Por uno de esos azares en la vida se encontró frente a otro espejo, y vio el suyo en su espalda. Pero no se vio a si mismo en su espejo dorsal. Veía su propia espalda y la del otro sujeto. Pero no sabía quien era el otro sujeto. No lo podría saber hasta que se volteara. Pero a pesar de sus insistencias, no podía hacer que el otro sujeto se volteará. Ambos, igual de testarudos, e igual de insistentes, habían perdido la espalda y ninguno de los dos podía girar sobre su eje para verse cara a cara, sin arriesgarse a recuperar la espalda. El hombre que tenía el espejo en la espalda no sabía ya si podía sentirse seguro con el hombre en la espalda sin saber si ese hombre era alguien en quien confiaba.
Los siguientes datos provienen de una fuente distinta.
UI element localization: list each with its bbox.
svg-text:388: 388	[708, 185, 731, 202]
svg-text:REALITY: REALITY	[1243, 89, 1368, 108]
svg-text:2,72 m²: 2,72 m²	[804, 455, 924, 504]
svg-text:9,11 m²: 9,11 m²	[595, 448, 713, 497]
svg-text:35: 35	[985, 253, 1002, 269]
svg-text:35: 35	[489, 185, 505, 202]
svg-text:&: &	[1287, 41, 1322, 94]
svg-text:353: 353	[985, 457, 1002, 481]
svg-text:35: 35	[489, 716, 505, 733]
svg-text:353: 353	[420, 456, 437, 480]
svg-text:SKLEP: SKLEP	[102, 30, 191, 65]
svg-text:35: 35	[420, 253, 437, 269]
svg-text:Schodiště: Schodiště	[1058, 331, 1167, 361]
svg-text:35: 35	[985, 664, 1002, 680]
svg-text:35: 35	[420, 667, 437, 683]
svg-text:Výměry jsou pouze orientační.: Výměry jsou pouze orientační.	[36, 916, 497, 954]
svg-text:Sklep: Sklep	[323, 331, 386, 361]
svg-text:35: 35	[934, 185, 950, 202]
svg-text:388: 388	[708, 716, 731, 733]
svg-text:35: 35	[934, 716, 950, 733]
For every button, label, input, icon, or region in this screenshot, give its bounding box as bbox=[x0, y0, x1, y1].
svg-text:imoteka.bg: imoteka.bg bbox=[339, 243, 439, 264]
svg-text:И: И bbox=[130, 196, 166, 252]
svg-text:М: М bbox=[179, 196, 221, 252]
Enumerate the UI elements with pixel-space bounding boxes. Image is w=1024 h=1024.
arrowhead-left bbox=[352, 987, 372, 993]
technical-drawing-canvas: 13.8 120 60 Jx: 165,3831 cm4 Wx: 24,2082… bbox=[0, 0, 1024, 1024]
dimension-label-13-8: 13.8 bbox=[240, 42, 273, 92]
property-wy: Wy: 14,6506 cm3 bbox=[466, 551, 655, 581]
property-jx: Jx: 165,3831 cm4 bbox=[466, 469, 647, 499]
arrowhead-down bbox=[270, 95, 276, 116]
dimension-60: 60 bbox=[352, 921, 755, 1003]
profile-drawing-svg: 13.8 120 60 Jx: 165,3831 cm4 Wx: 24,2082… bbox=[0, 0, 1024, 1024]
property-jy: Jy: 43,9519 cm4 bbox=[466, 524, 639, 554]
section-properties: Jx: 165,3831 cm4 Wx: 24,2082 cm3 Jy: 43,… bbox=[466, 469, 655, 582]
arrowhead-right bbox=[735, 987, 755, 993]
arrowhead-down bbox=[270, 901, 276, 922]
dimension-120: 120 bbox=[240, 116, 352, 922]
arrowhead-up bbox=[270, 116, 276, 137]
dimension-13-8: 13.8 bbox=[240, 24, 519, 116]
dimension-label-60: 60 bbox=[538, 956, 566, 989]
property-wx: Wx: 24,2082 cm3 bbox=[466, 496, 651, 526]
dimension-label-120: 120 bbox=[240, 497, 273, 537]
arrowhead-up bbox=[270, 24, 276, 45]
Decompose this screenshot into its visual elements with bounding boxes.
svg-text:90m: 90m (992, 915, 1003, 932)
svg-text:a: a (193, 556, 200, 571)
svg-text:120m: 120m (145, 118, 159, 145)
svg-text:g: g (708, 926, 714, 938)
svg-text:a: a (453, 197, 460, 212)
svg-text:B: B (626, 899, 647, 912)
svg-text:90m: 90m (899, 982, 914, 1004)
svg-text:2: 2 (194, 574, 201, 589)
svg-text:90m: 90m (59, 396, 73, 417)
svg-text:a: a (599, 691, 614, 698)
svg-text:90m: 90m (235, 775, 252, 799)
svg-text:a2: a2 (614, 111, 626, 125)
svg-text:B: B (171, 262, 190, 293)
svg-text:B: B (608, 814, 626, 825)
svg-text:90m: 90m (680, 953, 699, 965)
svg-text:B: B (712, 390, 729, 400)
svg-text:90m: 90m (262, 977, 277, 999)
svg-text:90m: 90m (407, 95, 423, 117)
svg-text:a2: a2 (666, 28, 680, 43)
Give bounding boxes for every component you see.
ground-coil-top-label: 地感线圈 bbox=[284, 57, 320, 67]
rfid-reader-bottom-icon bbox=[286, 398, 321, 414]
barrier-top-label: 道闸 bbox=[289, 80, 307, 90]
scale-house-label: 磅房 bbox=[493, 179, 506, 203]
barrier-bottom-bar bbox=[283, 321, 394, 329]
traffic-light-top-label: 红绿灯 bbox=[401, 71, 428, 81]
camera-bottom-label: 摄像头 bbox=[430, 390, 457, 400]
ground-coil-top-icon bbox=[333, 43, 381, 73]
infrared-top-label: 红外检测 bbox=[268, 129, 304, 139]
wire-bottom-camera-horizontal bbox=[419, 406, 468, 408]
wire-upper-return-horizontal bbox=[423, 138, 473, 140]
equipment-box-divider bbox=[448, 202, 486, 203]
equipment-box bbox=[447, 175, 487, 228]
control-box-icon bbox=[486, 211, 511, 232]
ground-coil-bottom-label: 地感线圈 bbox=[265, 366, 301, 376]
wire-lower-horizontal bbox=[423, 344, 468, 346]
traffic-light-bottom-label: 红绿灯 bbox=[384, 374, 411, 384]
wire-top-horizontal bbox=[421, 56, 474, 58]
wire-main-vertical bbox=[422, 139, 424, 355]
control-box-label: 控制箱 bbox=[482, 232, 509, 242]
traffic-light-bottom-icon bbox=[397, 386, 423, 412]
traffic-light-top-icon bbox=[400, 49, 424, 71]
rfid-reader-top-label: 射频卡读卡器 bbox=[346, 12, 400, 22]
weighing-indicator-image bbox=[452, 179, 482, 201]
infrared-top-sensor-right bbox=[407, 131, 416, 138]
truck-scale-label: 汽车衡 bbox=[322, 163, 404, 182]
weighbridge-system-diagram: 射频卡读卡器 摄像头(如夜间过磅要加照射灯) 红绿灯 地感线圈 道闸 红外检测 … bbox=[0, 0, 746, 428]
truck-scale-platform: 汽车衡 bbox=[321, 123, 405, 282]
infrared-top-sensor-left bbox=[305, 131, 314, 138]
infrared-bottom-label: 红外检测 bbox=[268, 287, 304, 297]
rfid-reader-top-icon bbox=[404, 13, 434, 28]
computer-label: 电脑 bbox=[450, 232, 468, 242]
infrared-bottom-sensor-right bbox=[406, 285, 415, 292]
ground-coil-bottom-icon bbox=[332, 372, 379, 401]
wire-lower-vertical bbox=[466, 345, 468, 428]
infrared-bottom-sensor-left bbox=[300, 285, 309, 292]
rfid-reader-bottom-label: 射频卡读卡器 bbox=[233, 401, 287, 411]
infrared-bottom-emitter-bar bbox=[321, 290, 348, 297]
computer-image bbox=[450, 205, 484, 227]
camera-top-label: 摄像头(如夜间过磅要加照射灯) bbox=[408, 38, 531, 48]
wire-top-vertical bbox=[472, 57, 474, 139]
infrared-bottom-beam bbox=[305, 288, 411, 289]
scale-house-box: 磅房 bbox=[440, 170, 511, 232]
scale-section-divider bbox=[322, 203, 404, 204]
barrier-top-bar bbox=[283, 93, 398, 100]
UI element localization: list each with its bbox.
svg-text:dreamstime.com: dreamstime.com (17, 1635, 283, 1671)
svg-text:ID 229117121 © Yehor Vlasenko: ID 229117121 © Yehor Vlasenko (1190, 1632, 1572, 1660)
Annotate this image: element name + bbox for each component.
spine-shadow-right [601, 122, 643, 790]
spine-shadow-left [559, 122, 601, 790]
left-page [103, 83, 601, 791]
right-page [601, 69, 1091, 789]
Pero razonó que mientras el espejo siguiera en su espalda, nadie podría hacerle daño, pues nadie podría alcanzar su espalda y el estaría siempre vigilante con los ojos hacía el frente. Solo tenía que encontrar la forma de voltear sin perder la espalda y ver quien estaba del otro lado. Y pensando en eso se fue a dormir.
Este fue el tercer error del hombre que no tenía espalda. Mientras dormía, siempre mirando hacía adelante, el hombre al otro lado del espejo tomó la decisión de arriesgarse a voltear y vio que el hombre del espejo en la espalda no había perdido la espalda, vio que aun estaba en su lugar, solo que estando ambos volteados, ninguno de los dos se percataba que esta seguía ahí. El hombre al otro lado del espejo tenía miedo de lo que el hombre con el espejo en la espalda fuera a hacer si descubría lo que el acababa de ver, así que permaneció toda la noche mirando la espalda del hombre que pensaba que ya no la tenía. Pero esto creo espaldas a ambos hombres, y cuando amaneció ambos habían sido emboscados por la gente que mentía, y ambos terminaron por perder lo poco que tenían, incluyendo sus reflejos.
El hombre que quiso perder su espalda, se perdió a si mismo, por eso ya no importa su nombre, pues en lo que respecta al mundo, alguien se lo robó y el quizá nunca existió, pero los espejos siguen ahí, y la gente que miente también.